“We are developing new technologies in several areas”
( 01 May 2006 )
by Mario Pereira, Hong Kong Correspondent
EDN Asia spoke to John East, CEO and President of Actel Corp., about tool innovations. Excerpts.
Qns: Could you elaborate on fusion technology from a design engineer’s perspective?
John East: Actel’s new fusion technology is the industry’s first to integrate mixed-signal analog capabilities with Flash memory and FPGA fabric in a monolithic programmable system chip. It is the world’s first mixed-mode FPGA and Actel is ushering in the era of the programmable system chip (PSC).
Fusion technology leverages Actel’s Flash-based FPGA technology, with its high-isolation, triple-well manufacturing process and support for high-voltage transistors, to address the multi-voltage support and noise issues characteristic of mixed-signal designs.
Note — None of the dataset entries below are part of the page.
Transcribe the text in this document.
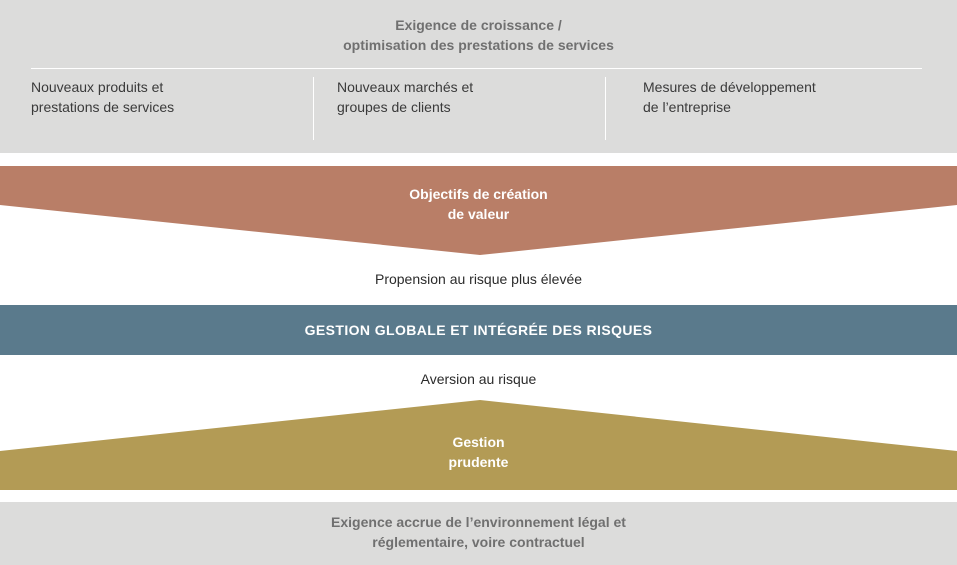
Exigence de croissance /
optimisation des prestations de services
Nouveaux produits et
prestations de services
Nouveaux marchés et
groupes de clients
Mesures de développement
de l’entreprise
Objectifs de création
de valeur
Propension au risque plus élevée
GESTION GLOBALE ET INTÉGRÉE DES RISQUES
Aversion au risque
Gestion
prudente
Exigence accrue de l’environnement légal et
réglementaire, voire contractuel
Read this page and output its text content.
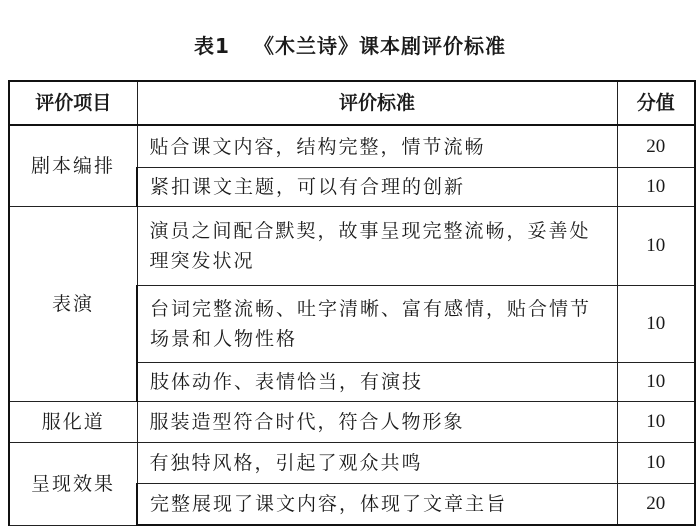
表1 《木兰诗》课本剧评价标准
评价项目	评价标准	分值
剧本编排	贴合课文内容，结构完整，情节流畅	20
	紧扣课文主题，可以有合理的创新	10
表演	演员之间配合默契，故事呈现完整流畅，妥善处理突发状况	10
	台词完整流畅、吐字清晰、富有感情，贴合情节场景和人物性格	10
	肢体动作、表情恰当，有演技	10
服化道	服装造型符合时代，符合人物形象	10
呈现效果	有独特风格，引起了观众共鸣	10
	完整展现了课文内容，体现了文章主旨	20
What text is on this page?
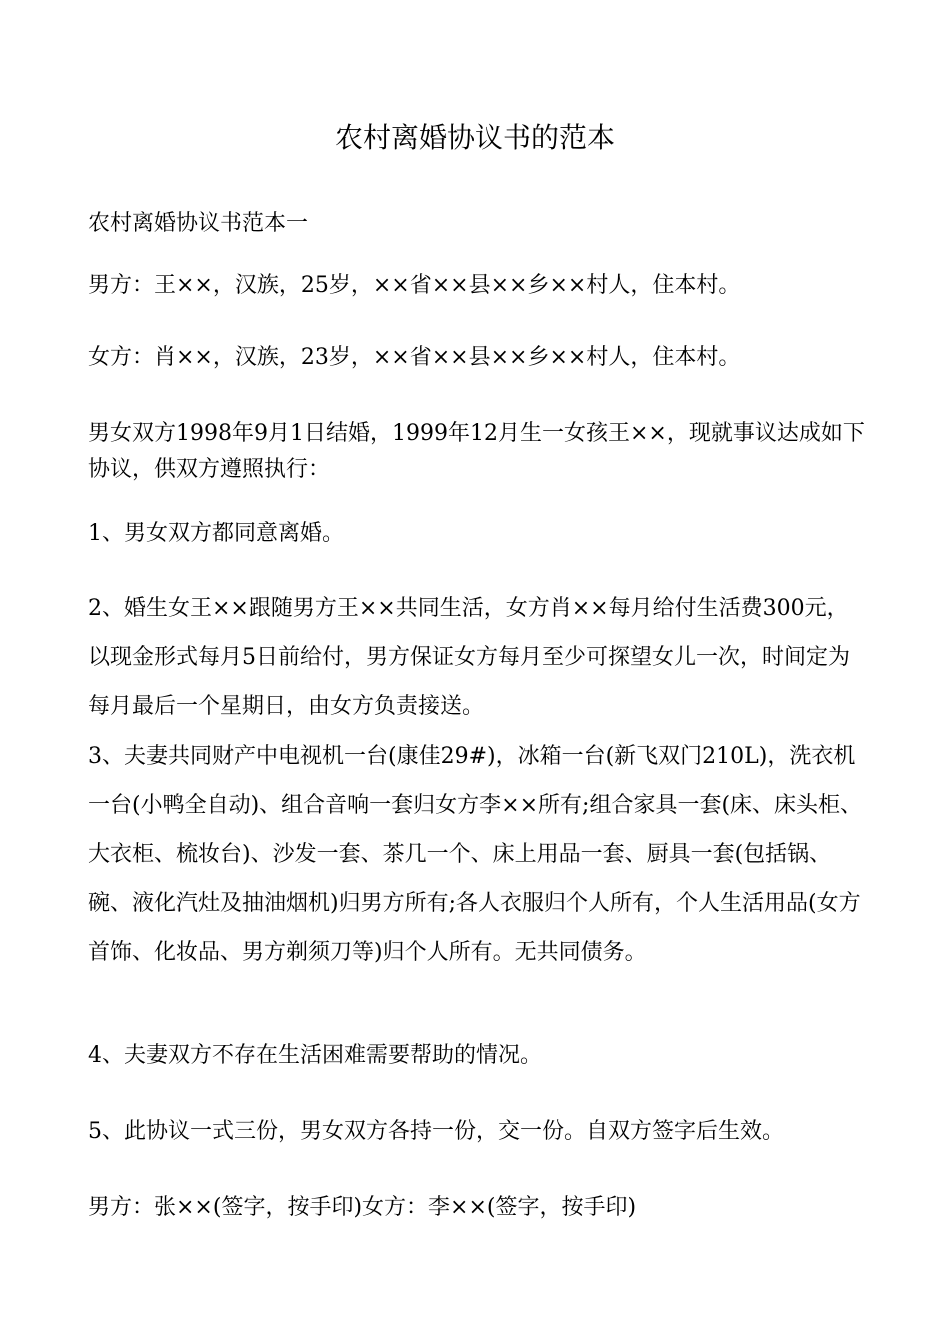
农村离婚协议书的范本

农村离婚协议书范本一

男方：王××，汉族，25岁，××省××县××乡××村人，住本村。

女方：肖××，汉族，23岁，××省××县××乡××村人，住本村。

男女双方1998年9月1日结婚，1999年12月生一女孩王××，现就事议达成如下协议，供双方遵照执行：

1、男女双方都同意离婚。

2、婚生女王××跟随男方王××共同生活，女方肖××每月给付生活费300元，以现金形式每月5日前给付，男方保证女方每月至少可探望女儿一次，时间定为每月最后一个星期日，由女方负责接送。

3、夫妻共同财产中电视机一台(康佳29#)，冰箱一台(新飞双门210L)，洗衣机一台(小鸭全自动)、组合音响一套归女方李××所有;组合家具一套(床、床头柜、大衣柜、梳妆台)、沙发一套、茶几一个、床上用品一套、厨具一套(包括锅、碗、液化汽灶及抽油烟机)归男方所有;各人衣服归个人所有，个人生活用品(女方首饰、化妆品、男方剃须刀等)归个人所有。无共同债务。

4、夫妻双方不存在生活困难需要帮助的情况。

5、此协议一式三份，男女双方各持一份，交一份。自双方签字后生效。

男方：张××(签字，按手印)女方：李××(签字，按手印)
Fusion technology allows analog peripherals to be built in either hard- or soft-gate implementations. These peripherals can be reconfigured to perform very different functions by downloading data from embedded memory. This re-configurability gives designers an unprecedented level of flexibility. Fusion technology represents the ultimate soft-processor platform when used with Actel’s ARM7 and 8051-based soft MCU cores.
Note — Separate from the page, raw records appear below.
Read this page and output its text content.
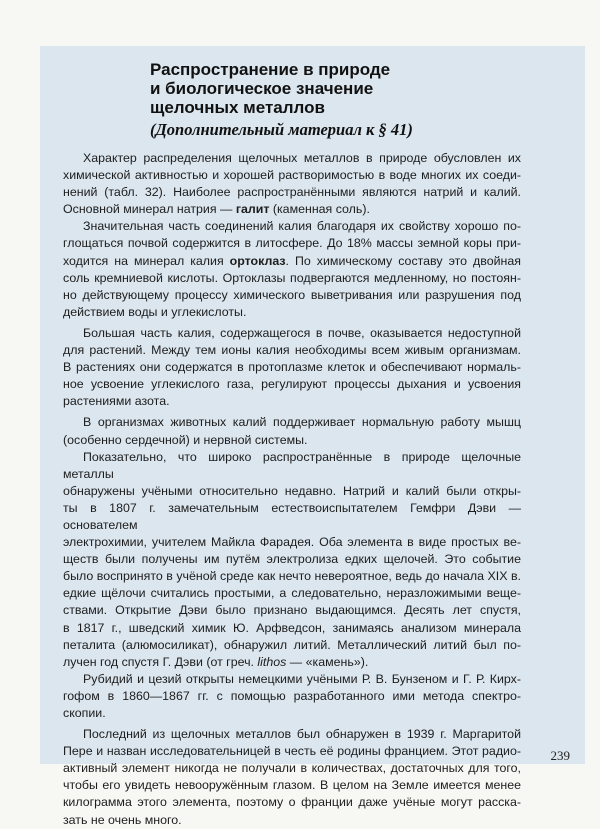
Распространение в природе
и биологическое значение
щелочных металлов
(Дополнительный материал к § 41)

Характер распределения щелочных металлов в природе обусловлен их
химической активностью и хорошей растворимостью в воде многих их соеди-
нений (табл. 32). Наиболее распространёнными являются натрий и калий.
Основной минерал натрия — галит (каменная соль).

Значительная часть соединений калия благодаря их свойству хорошо по-
глощаться почвой содержится в литосфере. До 18% массы земной коры при-
ходится на минерал калия ортоклаз. По химическому составу это двойная
соль кремниевой кислоты. Ортоклазы подвергаются медленному, но постоян-
но действующему процессу химического выветривания или разрушения под
действием воды и углекислоты.

Большая часть калия, содержащегося в почве, оказывается недоступной
для растений. Между тем ионы калия необходимы всем живым организмам.
В растениях они содержатся в протоплазме клеток и обеспечивают нормаль-
ное усвоение углекислого газа, регулируют процессы дыхания и усвоения
растениями азота.

В организмах животных калий поддерживает нормальную работу мышц
(особенно сердечной) и нервной системы.

Показательно, что широко распространённые в природе щелочные металлы
обнаружены учёными относительно недавно. Натрий и калий были откры-
ты в 1807 г. замечательным естествоиспытателем Гемфри Дэви — основателем
электрохимии, учителем Майкла Фарадея. Оба элемента в виде простых ве-
ществ были получены им путём электролиза едких щелочей. Это событие
было воспринято в учёной среде как нечто невероятное, ведь до начала XIX в.
едкие щёлочи считались простыми, а следовательно, неразложимыми веще-
ствами. Открытие Дэви было признано выдающимся. Десять лет спустя,
в 1817 г., шведский химик Ю. Арфведсон, занимаясь анализом минерала
петалита (алюмосиликат), обнаружил литий. Металлический литий был по-
лучен год спустя Г. Дэви (от греч. lithos — «камень»).

Рубидий и цезий открыты немецкими учёными Р. В. Бунзеном и Г. Р. Кирх-
гофом в 1860—1867 гг. с помощью разработанного ими метода спектро-
скопии.

Последний из щелочных металлов был обнаружен в 1939 г. Маргаритой
Пере и назван исследовательницей в честь её родины францием. Этот радио-
активный элемент никогда не получали в количествах, достаточных для того,
чтобы его увидеть невооружённым глазом. В целом на Земле имеется менее
килограмма этого элемента, поэтому о франции даже учёные могут расска-
зать не очень много.

239
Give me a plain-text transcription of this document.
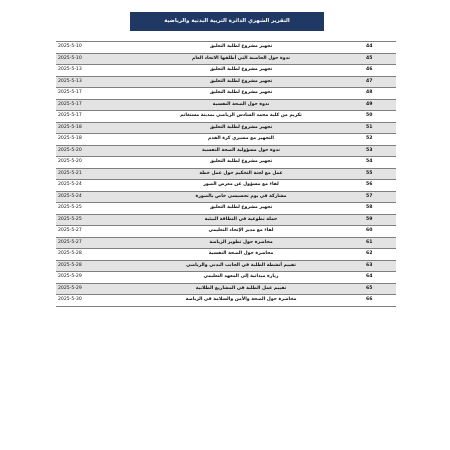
التقرير الشهري الدائرة التربية البدنية والرياضية
2025-5-10	تجهيز مشروع لطلبة التعليق	44
2025-5-10	ندوة حول الحاضنة التي أطلقها الاتحاد العام	45
2025-5-13	تجهيز مشروع لطلبة التعليق	46
2025-5-13	تجهيز مشروع لطلبة التعليق	47
2025-5-17	تجهيز مشروع لطلبة التعليق	48
2025-5-17	ندوة حول الصحة النفسية	49
2025-5-17	تكريم من كلية محمد السادس الرياضي بمدينة مستغانم	50
2025-5-18	تجهيز مشروع لطلبة التعليق	51
2025-5-18	التجهيز مع مسيري كرة القدم	52
2025-5-20	ندوة حول مسؤولية الصحة النفسية	53
2025-5-20	تجهيز مشروع لطلبة التعليق	54
2025-5-21	عمل مع لجنة التحكيم حول عمل خطة	55
2025-5-24	لقاء مع مسؤول عن معرض الصور	56
2025-5-24	مشاركة في يوم تحسيسي خاص بالصورة	57
2025-5-25	تجهيز مشروع لطلبة التعليق	58
2025-5-25	حملة تطوعية في النظافة البيئية	59
2025-5-27	لقاء مع مدير الإتحاد التعليمي	60
2025-5-27	محاضرة حول تطوير الرياضة	61
2025-5-28	محاضرة حول الصحة النفسية	62
2025-5-28	تقييم أنشطة الطلبة في الجانب البدني والرياضي	63
2025-5-29	زيارة ميدانية إلى المعهد التعليمي	64
2025-5-29	تقييم عمل الطلبة في المشاريع الطلابية	65
2025-5-30	محاضرة حول الصحة والأمن والسلامة في الرياضة	66
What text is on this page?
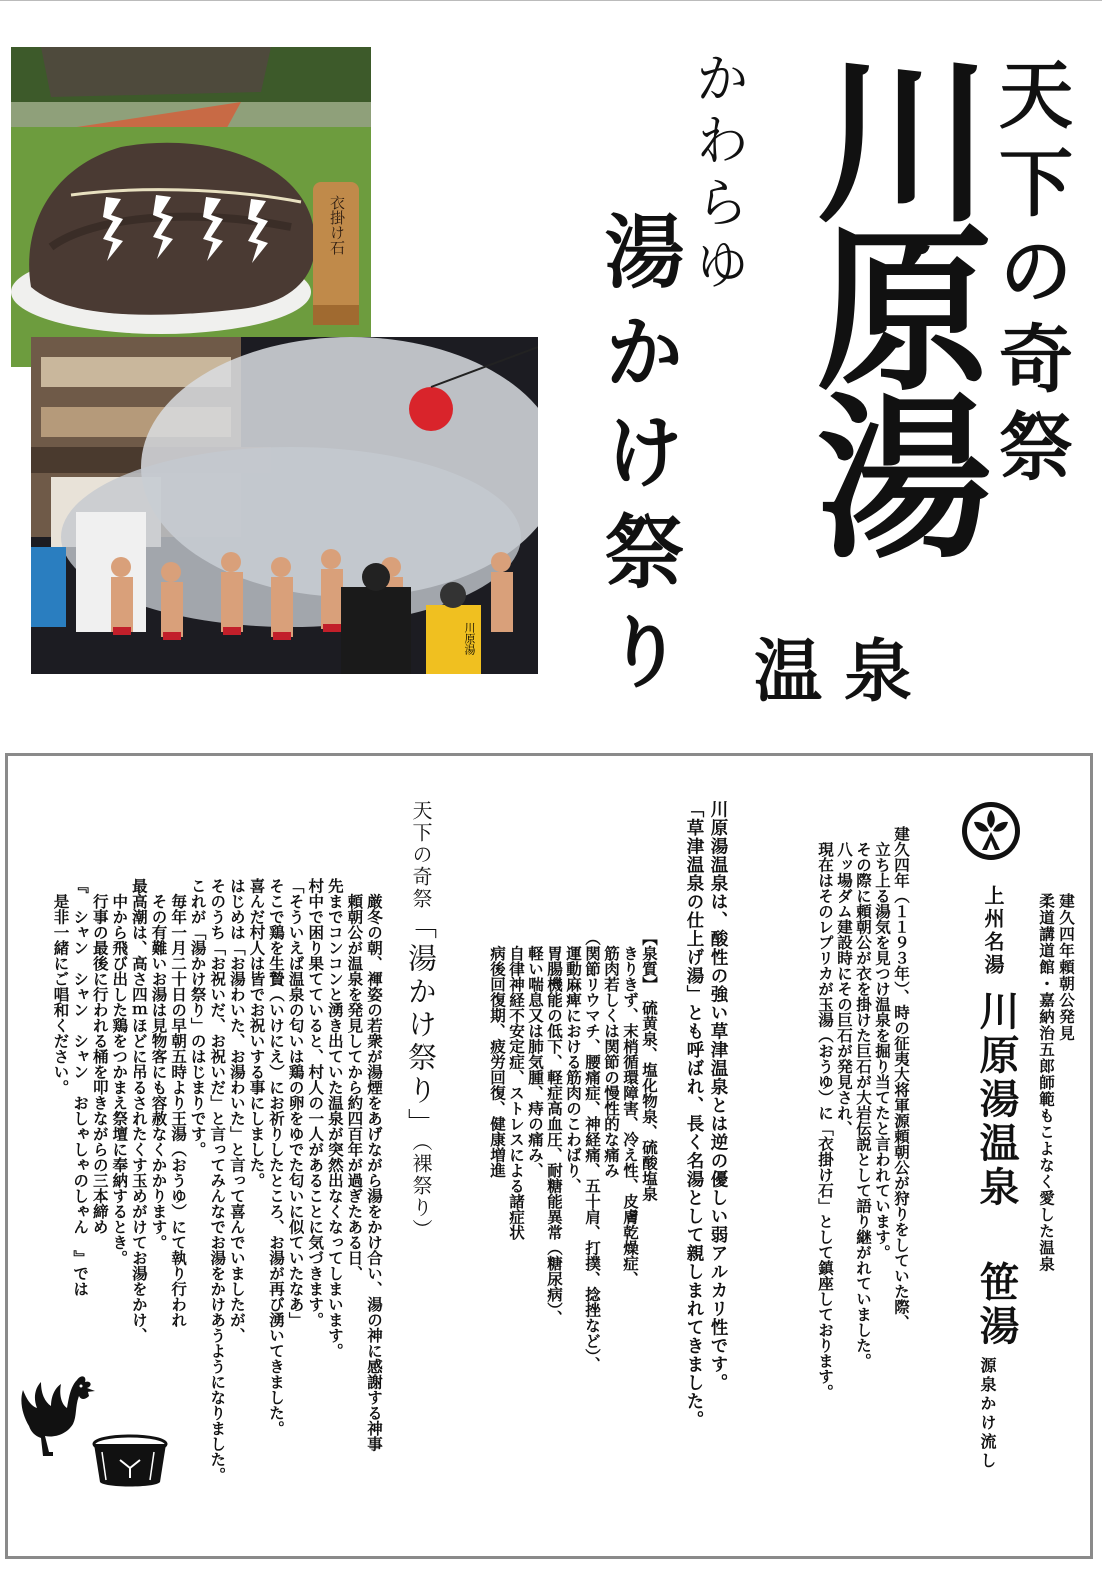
衣掛け石
川原湯
天下の奇祭
かわらゆ 川原湯
湯かけ祭り 温泉
建久四年頼朝公発見
柔道講道館・嘉納治五郎師範もこよなく愛した温泉
上州名湯
川原湯温泉 笹湯
源泉かけ流し
建久四年（１１９３年）、時の征夷大将軍源頼朝公が狩りをしていた際、
　立ち上る湯気を見つけ温泉を掘り当てたと言われています。
　その際に頼朝公が衣を掛けた巨石が大岩伝説として語り継がれていました。
　八ッ場ダム建設時にその巨石が発見され、
　現在はそのレプリカが玉湯（おうゆ）に「衣掛け石」として鎮座しております。
川原湯温泉は、酸性の強い草津温泉とは逆の優しい弱アルカリ性です。
「草津温泉の仕上げ湯」とも呼ばれ、長く名湯として親しまれてきました。
【泉質】　硫黄泉、塩化物泉、硫酸塩泉
　きりきず、末梢循環障害、冷え性、皮膚乾燥症、
　筋肉若しくは関節の慢性的な痛み
（関節リウマチ、腰痛症、神経痛、五十肩、打撲、捻挫など）、
　運動麻痺における筋肉のこわばり、
　胃腸機能の低下、軽症高血圧、耐糖能異常（糖尿病）、
　軽い喘息又は肺気腫、痔の痛み、
　自律神経不安定症、ストレスによる諸症状
　病後回復期、疲労回復、健康増進
天下の奇祭「湯かけ祭り」（裸祭り）
　厳冬の朝、褌姿の若衆が湯煙をあげながら湯をかけ合い、湯の神に感謝する神事
　頼朝公が温泉を発見してから約四百年が過ぎたある日、
先までコンコンと湧き出ていた温泉が突然出なくなってしまいます。
村中で困り果てていると、村人の一人があることに気づきます。
「そういえば温泉の匂いは鶏の卵をゆでた匂いに似ていたなあ」
そこで鶏を生贄（いけにえ）にお祈りしたところ、お湯が再び湧いてきました。
喜んだ村人は皆でお祝いする事にしました。
はじめは「お湯わいた、お湯わいた」と言って喜んでいましたが、
そのうち「お祝いだ、お祝いだ」と言ってみんなでお湯をかけあうようになりました。
これが「湯かけ祭り」のはじまりです。
　毎年一月二十日の早朝五時より王湯（おうゆ）にて執り行われ
　その有難いお湯は見物客にも容赦なくかかります。
最高潮は、高さ四ｍほどに吊るされたくす玉めがけてお湯をかけ、
　中から飛び出した鶏をつかまえ祭壇に奉納するとき。
　行事の最後に行われる桶を叩きながらの三本締め
『　シャン　シャン　シャン　おしゃしゃのしゃん　』では
　是非一緒にご唱和ください。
Qns: How will this technology enhance system performance and lower costs?
JE: As each design is unique, it is difficult to generalize on these savings. However, relative to either mixed-signal ASICs or FPGAs combined with discrete analog solutions, fusion-based FPGAs will offer the best of both. Fusion FPGAs will provide the single chip, small form factor, low power, and ease of design of an ASIC solution with the no NRE, reprogrammability, and time-to market advantages afforded by a discrete solution.
Qns: What benefits will fusion technology bring to application areas that until now have only been served by discrete analog component and mixed signal ASIC suppliers?
JE: By introducing fusion technology Actel is offering the first mixed signal FPGA. This means that we will be competing with mixed signal ASIC solutions and FPGA with discrete analog solutions currently used by system designers.
We have used a 130nm high-speed logic with embedded Flash process for fusion devices. This is the same process technology used for our successful ProASIC3 products. This process provides us with high voltage transistors for analog circuit support and a triple well process, which gives us good noise immunity, for the combined analog and digital components on our monolithic device.
Qns: Fusion technology will enable designers to design at both very high and very low levels of abstraction. How is this possible?
JE: The Actel fusion PSCs bring the benefits of programmable logic to application areas, including power management, smart battery charging, clock generation and management and motor control, that until now have only been served by either costly and space consuming discrete analog components or mixed-signal ASIC solutions. The Actel fusion devices provide an excellent alternative to costly and time-consuming mixed signal ASIC design. In addition, when used in conjunction with Actel’s ARM7 and 8051-based soft MCU cores, the Actel fusion technology represents the definitive PSC platform.
Qns: What kind of flexibility will designers get by using this new technology?
JE: With the Actel fusion PSC we are removing the handcuffs from system architects and allowing them to focus on adding unique features and enhancing end product value. Designers will be able to treat fusion PSCs like a mixed signal ASIC without all the ASIC penalties of long design cycles and high costs.
Qns: Actel is also developing a series of major tool innovations to maximize designer productivity. Could you elaborate on these innovations?
JE: The combination of the Actel fusion PSC and the Actel Libero 7.0 integrated design environment (IDE) enables an unprecedented convergence of digital logic, analog functionality, embedded Flash memory and field programmable gate array (FPGA) fabric on a single chip. Actel’s Libero 7.0 IDE brings together innovative new tools to generate, configure, interconnect and map intellectual property (IP) to the fusion fabric. Highly f lexible and easy-to-use, Libero’s graphical environment enables designers to “pick-and-click” specific options to generate and configure complex mixed-signal peripherals.
Qns: What new products are in the pipeline?
JE: Actel is developing new technologies in several areas: IP (intellectual property) that is used on the fusion parts, software tools for rapid design development and deployment, and embedded (soft) processor cores (ARM7 and 8051).